Combustión completa:
Toda combustión completa libera, como producto de la reacción, dióxido de carbono (CO2) y agua en estado de vapor (H2O); no importa cuál sea el combustible a quemar. Estas sustancias no son tóxicas, pero el dióxido de carbono es el mayor responsable del recalentamiento global.
El calor de la reacción se libera, por eso se dice que es una reacción exotérmica. Esa energía calórica hace evaporar el agua, o sea los productos de una combustión completa están en estado gaseoso.
La combustión completa presenta llama azul pálido, y es la que libera la mayor cantidad de calor comparada con la combustión incompleta del mismo combustible. Entonces, para hacer rendir mejor el combustible, hay que airear el lugar donde ocurre una combustión.

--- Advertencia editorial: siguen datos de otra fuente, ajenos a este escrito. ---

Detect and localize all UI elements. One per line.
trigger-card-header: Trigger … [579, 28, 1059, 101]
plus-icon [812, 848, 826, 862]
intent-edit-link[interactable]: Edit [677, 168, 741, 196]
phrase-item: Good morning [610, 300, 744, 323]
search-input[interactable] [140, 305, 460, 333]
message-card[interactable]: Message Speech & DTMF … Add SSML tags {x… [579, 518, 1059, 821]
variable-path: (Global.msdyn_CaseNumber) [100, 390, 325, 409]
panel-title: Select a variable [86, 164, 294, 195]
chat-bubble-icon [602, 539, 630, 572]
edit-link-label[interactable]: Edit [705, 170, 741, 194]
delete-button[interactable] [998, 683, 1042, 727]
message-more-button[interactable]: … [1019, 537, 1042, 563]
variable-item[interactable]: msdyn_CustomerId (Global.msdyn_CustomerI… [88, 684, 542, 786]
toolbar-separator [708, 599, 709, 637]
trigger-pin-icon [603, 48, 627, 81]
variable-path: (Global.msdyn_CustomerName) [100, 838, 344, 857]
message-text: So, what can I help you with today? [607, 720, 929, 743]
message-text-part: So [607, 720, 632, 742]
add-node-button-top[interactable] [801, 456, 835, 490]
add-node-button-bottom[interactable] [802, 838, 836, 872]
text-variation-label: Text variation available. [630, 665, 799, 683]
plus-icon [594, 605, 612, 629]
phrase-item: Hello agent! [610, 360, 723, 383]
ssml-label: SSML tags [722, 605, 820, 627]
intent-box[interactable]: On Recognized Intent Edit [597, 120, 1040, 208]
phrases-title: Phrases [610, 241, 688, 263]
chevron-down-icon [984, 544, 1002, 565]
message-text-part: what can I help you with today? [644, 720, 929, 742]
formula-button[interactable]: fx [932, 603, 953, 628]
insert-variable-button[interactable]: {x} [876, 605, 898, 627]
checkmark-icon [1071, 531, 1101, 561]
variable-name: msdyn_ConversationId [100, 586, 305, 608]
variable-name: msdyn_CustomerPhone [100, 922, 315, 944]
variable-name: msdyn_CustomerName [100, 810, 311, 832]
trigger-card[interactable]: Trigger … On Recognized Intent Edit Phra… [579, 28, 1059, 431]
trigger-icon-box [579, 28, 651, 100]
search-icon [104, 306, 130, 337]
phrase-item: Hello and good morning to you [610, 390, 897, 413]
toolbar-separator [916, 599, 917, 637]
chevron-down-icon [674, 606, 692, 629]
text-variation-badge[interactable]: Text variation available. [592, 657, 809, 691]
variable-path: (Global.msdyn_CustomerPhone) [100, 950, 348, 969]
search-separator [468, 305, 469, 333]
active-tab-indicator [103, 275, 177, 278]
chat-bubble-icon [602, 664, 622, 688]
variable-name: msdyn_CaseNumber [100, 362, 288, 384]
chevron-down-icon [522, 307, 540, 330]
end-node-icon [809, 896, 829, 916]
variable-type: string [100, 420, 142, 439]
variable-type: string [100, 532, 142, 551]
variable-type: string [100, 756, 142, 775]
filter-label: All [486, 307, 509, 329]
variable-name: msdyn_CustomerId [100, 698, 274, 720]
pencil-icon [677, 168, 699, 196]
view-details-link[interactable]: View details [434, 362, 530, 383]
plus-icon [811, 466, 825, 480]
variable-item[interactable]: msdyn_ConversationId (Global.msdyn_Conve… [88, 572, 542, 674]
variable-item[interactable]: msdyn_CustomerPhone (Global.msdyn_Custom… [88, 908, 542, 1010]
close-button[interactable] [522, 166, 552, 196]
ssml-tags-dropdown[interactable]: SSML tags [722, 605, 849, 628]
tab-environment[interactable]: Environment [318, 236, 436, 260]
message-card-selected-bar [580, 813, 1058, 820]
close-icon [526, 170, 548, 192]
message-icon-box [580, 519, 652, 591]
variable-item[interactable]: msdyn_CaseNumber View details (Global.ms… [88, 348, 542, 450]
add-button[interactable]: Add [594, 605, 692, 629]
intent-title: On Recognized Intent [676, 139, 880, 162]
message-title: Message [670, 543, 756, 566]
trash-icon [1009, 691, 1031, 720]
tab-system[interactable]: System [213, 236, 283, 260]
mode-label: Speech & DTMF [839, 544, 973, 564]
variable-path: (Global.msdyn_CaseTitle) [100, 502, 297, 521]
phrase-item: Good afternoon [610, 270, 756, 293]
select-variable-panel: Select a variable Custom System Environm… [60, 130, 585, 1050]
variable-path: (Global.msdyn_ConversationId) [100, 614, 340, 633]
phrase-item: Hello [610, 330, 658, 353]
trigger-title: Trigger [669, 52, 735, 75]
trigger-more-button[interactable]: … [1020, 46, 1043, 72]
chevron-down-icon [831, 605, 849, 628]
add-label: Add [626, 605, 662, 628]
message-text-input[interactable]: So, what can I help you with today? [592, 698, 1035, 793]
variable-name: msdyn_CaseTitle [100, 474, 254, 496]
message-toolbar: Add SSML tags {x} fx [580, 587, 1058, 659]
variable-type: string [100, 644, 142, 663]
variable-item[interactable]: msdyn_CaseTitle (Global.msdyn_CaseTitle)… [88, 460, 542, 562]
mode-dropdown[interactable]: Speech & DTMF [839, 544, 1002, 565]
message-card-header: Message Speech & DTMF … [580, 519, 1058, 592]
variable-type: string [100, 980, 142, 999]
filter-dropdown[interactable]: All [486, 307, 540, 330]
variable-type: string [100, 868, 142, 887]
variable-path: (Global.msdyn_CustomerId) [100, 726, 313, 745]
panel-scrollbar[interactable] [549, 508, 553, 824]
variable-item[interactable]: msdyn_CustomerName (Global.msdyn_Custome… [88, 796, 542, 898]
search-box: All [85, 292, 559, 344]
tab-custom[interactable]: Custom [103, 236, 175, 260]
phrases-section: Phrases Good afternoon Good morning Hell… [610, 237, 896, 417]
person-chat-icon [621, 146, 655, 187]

Una ecuación que representa la combustión completa del metano (principal componente del gas natural) es:
CH4 + 2O2 --------------- CO2 + 2H2O
Combustión incompleta:
Combustión incompleta:
La combustión es incompleta cuando la cantidad de O2 no es suficiente para quemar de modo completo al combustible. Los productos de la combustión incompleta varían según la cantidad de oxígeno disponible. Generalmente se forma monóxido de carbono (CO), gas sumamente tóxico. Esta sustancia produce la muerte por asfixia, ya que se combina con la hemoglobina de la sangre a una velocidad mayor que la del oxígeno. Esto significa que, aun habiendo oxígeno en el aire, la hemoglobina absorbe al monóxido de carbono antes, formando una molécula compleja muy estable. Los primeros síntomas de intoxicación son: somnolencia, dolor de cabeza, mareos, vómitos.

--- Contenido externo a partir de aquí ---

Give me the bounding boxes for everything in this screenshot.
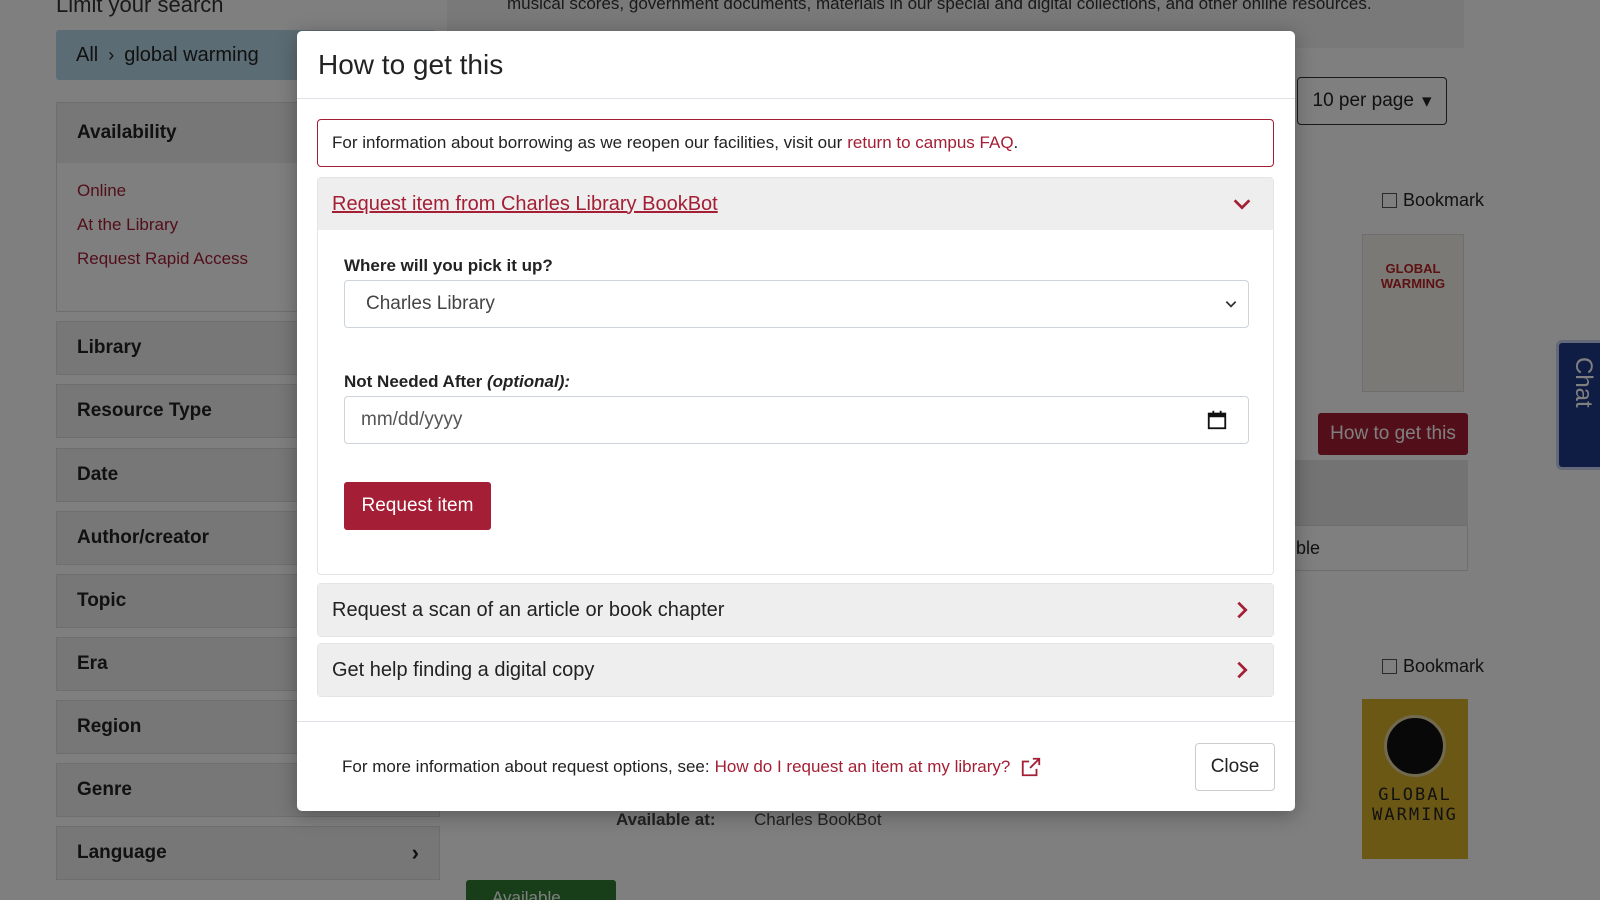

Otro producto de una combustión incompleta es el carbón, sólido, que por acción del calor se pone incandescente y da ese color amarillo-anaranjado a la llama, que por eso se le dice llama luminosa o fuliginosa. Este carbón, finamente dividido, se eleva por el calor que desprende la combustión, y se va enfriando a medida que se aleja de la fuente de calor, formando humo negro, que se deposita en los objetos cercanos formando lo que se conoce como hollín. También se produce agua, en estado de vapor, como otro producto más de una combustión incompleta.